Desde el día en que Bruce Wayne puso un pie en la secundaria de Gotham Heights, su vida cambió de nuevo. Apenas había pasado un año desde la muerte de sus padres, y Alfred, fiel a su promesa, lo inscribió en aquella institución privada con la esperanza de darle algo parecido a una infancia normal.
Pero los niños ricos pueden ser crueles. Bruce, el más adinerado del lugar, se convirtió en el blanco perfecto. Hasta que llegaste tú. Con tu serenidad, tu sonrisa dulce y esa forma de mirar que parecía silenciar todas sus tormentas. Sin proponértelo, te convertiste en su refugio.
Desde entonces fuiste su amiga. Su calma. Su compañera silenciosa. Y tal vez por eso, cuando te alejaste —según él, demasiado—, Selina Kyle aprovechó para acercarse. Astuta, magnética, hábil para disfrazar intenciones con caricias. Bruce creyó que la amaba, hasta que comprendió que solo había amado el reflejo de lo que perdió contigo.
La verdad llegó tarde, entre reproches y encuentros que terminaban siempre igual: con tu nombre escapando de sus labios entre las sábanas. Nunca pusieron un título a lo que tenían, pero tampoco hizo falta. Alfred ya te veía como la señora Wayne mucho antes de que el apellido fuera siquiera una posibilidad.
El tiempo pasó. Bruce se convirtió en Batman. Tú, en Spider-Woman. Ambos fundaron la Liga de la Justicia: él como estratega, tú como su sombra fiel. Compartían miradas que nadie entendía, y una complicidad que no necesitaba palabras.
Bruce tuvo amantes, sí. Algunas pasajeras, otras más persistentes. Pero ninguna tocó su corazón. Solo tú. Siempre tú.
Cuando empezó a adoptar niños, estuviste presente en cada paso. En los entrenamientos, en las heridas, en los silencios. Jason te llamaba “la que manda”; Dick te pedía consejo; Bárbara bajaba la voz al verte entrar. Incluso Raven —la misma que ni siquiera confiaba en su reflejo— encontraba paz recostada en tu regazo.
Y Damián… bueno, Damián tardó más en entender.
Al principio creyó que eras una más. Otra mujer orbitando alrededor del murciélago. Pero bastó observarte para comprender que todo giraba en torno a ti. Vio cómo Bruce te cedía su asiento sin pensarlo, cómo tus palabras pesaban más que las órdenes del propio Wayne, cómo una sola mirada tuya bastaba para callar una sala entera.
Para Damián, fuiste una figura imposible de definir. No era cariño, ni respeto, ni admiración… era todo eso y más. Contigo podía hablar, incluso discutir sin sentirse amenazado. Tú eras el equilibrio que él jamás encontró ni en su madre ni en su padre.
Todo iba bien. Hasta que apareció la grieta que resquebrajó su mundo: Rudy.
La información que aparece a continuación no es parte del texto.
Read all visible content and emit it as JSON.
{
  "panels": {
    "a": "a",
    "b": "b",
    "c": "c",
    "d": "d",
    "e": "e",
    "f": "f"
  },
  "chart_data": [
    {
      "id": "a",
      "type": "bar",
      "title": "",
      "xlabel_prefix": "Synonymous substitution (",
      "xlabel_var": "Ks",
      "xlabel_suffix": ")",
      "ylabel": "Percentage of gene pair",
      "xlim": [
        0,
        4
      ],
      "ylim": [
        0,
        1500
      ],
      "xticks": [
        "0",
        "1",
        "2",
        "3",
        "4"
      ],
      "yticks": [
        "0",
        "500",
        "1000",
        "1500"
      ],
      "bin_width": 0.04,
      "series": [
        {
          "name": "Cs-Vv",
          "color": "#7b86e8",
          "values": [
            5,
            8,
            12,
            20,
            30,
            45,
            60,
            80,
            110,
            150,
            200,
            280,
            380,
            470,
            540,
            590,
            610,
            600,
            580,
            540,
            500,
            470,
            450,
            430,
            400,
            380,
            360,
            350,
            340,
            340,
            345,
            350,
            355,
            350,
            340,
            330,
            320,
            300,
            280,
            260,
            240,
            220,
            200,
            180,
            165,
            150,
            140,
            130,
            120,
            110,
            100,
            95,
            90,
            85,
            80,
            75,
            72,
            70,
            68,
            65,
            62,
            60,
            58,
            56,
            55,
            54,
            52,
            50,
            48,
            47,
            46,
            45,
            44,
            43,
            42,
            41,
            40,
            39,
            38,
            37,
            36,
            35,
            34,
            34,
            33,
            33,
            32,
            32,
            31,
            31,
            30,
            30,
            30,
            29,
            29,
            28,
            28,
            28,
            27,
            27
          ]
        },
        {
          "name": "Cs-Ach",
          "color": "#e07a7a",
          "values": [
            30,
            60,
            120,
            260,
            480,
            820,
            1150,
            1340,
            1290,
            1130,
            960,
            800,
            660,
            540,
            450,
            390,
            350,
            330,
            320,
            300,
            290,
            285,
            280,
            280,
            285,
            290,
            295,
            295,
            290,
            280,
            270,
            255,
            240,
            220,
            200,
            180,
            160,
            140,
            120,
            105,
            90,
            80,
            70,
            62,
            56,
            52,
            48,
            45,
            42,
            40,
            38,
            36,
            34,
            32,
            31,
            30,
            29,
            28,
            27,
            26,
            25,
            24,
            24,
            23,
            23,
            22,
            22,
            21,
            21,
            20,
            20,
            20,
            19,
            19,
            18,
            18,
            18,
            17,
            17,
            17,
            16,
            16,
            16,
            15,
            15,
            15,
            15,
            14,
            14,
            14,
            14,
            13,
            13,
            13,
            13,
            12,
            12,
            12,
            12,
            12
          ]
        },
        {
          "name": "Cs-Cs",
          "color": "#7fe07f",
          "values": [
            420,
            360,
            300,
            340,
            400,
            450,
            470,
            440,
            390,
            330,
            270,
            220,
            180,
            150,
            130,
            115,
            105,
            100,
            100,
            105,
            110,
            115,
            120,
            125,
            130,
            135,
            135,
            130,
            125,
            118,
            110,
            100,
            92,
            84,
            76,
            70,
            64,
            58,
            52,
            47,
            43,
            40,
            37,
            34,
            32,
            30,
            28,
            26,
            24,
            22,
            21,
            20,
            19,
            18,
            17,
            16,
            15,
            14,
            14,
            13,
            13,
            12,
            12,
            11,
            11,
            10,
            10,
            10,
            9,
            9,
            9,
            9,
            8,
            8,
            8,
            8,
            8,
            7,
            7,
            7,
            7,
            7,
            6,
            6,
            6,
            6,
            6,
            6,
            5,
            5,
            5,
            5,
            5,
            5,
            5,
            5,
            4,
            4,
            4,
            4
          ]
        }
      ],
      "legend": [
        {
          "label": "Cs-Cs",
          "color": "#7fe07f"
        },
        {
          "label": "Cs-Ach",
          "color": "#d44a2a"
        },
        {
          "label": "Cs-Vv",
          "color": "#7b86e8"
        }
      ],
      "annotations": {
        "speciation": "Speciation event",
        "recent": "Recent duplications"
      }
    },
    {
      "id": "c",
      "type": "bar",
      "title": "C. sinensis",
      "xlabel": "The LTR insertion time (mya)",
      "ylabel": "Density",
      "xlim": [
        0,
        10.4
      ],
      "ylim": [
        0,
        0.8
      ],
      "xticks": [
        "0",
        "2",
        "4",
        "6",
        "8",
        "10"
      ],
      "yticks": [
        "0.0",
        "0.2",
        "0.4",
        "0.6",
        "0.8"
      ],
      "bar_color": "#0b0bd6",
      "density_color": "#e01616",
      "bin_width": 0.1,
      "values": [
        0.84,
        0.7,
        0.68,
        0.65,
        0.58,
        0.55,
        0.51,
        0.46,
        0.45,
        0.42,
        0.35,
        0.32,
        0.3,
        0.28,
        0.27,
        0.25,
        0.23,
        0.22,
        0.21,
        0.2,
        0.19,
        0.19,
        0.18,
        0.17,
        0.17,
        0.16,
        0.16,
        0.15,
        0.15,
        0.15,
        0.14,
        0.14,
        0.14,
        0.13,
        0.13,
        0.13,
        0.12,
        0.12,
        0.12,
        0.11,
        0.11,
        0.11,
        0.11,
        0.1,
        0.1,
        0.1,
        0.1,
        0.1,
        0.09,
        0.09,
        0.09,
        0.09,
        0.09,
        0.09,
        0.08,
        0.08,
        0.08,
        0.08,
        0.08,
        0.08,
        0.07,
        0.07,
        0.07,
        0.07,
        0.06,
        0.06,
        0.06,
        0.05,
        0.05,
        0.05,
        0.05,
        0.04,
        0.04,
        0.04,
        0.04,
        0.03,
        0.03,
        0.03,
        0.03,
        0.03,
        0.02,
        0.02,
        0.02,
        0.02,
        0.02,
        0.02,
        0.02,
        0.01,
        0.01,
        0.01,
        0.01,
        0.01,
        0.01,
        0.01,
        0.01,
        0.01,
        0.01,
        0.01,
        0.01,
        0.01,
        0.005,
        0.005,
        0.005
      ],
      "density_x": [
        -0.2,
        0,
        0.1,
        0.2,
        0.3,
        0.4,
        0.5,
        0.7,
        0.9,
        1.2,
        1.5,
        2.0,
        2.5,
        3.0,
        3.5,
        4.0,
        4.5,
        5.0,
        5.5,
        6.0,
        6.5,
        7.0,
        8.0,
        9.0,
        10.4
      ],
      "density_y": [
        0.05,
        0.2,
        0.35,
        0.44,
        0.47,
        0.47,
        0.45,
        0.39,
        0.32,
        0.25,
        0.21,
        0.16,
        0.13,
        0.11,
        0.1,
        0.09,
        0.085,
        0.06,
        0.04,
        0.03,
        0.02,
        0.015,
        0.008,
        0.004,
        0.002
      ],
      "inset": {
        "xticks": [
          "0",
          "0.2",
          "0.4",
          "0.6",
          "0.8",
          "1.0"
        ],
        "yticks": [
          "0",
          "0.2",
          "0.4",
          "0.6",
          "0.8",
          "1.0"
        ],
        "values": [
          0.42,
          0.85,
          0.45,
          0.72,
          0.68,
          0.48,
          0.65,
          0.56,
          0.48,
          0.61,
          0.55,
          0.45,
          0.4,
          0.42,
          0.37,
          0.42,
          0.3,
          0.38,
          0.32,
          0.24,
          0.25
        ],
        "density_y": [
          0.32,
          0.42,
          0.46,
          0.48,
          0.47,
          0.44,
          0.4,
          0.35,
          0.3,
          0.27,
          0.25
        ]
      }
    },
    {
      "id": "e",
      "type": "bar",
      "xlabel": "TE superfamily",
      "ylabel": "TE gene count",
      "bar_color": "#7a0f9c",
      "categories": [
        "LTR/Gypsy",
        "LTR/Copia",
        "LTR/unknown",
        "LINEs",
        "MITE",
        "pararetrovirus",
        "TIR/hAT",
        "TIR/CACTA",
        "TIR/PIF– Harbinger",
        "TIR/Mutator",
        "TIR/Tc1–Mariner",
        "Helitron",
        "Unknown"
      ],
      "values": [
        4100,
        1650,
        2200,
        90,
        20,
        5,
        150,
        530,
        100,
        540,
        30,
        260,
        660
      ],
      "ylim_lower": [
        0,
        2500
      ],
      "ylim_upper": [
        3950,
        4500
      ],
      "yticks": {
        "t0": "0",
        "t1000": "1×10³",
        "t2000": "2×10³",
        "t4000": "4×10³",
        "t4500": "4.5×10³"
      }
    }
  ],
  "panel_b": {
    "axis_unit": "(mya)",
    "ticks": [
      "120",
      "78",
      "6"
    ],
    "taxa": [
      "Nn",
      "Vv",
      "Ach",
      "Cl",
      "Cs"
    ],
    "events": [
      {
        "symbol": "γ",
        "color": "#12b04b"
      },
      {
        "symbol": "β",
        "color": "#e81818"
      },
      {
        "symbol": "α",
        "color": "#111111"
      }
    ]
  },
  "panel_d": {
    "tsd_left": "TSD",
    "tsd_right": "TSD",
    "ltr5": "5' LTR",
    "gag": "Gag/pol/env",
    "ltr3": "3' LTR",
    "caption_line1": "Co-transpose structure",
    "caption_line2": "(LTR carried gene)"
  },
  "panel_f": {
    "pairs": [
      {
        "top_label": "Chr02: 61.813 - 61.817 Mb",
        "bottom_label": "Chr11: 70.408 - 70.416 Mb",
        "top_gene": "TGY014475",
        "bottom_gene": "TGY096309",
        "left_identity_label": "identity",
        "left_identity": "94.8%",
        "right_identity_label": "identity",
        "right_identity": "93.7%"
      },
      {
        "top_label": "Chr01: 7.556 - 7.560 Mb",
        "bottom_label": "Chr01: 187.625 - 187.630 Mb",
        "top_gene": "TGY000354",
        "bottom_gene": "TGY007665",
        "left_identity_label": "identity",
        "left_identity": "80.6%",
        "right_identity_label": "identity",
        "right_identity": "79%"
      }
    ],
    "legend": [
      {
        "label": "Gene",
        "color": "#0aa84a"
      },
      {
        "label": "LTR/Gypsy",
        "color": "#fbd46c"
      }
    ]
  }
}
Un niño pelirrojo de otra dimensión, con una mente brillante y una sonrisa que irritaba a Damián más de lo que quería admitir. Su IQ rozaba lo imposible, su habilidad para resolver lo que otros tardaban horas en comprender lo convertía en un prodigio. Pero lo que realmente lo hacía insoportable era que tú lo trajiste. Lo salvaste. Lo acogiste.
Rudy se volvió tu sombra. Tu alumno. Tu compañero de misiones. Dormía en la mansión Wayne, cenaba contigo, te acompañaba a todos lados. Dos meses bastaron para que Damián lo odiara con el fuego más silencioso que un corazón podía soportar.
Cada vez que te veía reír con Rudy, algo en su interior se quebraba. Te quería cerca, pero tú estabas ocupada con aquel chico que había llegado del cielo —literalmente— a robarte el tiempo, la atención, las miradas.
Así que cuando Rudy no apareció aquella tarde, Damián lo sintió como un respiro. Por fin te tenía sola.
Tú salías del baño, aún envuelta en el vapor. Te sentaste frente al tocador, con el cabello húmedo cayendo por tus hombros. Las luces reflejaban el brillo de tu piel mientras extendías el maquillaje con la calma de quien no necesita prisa.
Entonces escuchaste la puerta abrirse. Sin mirar, supiste quién era.
—Damián —susurraste, sin levantar la vista.
El chico carraspeó, fingiendo casualidad donde solo había nervios. Sus pasos se acercaron lentamente, como si temiera romper algo invisible en el aire.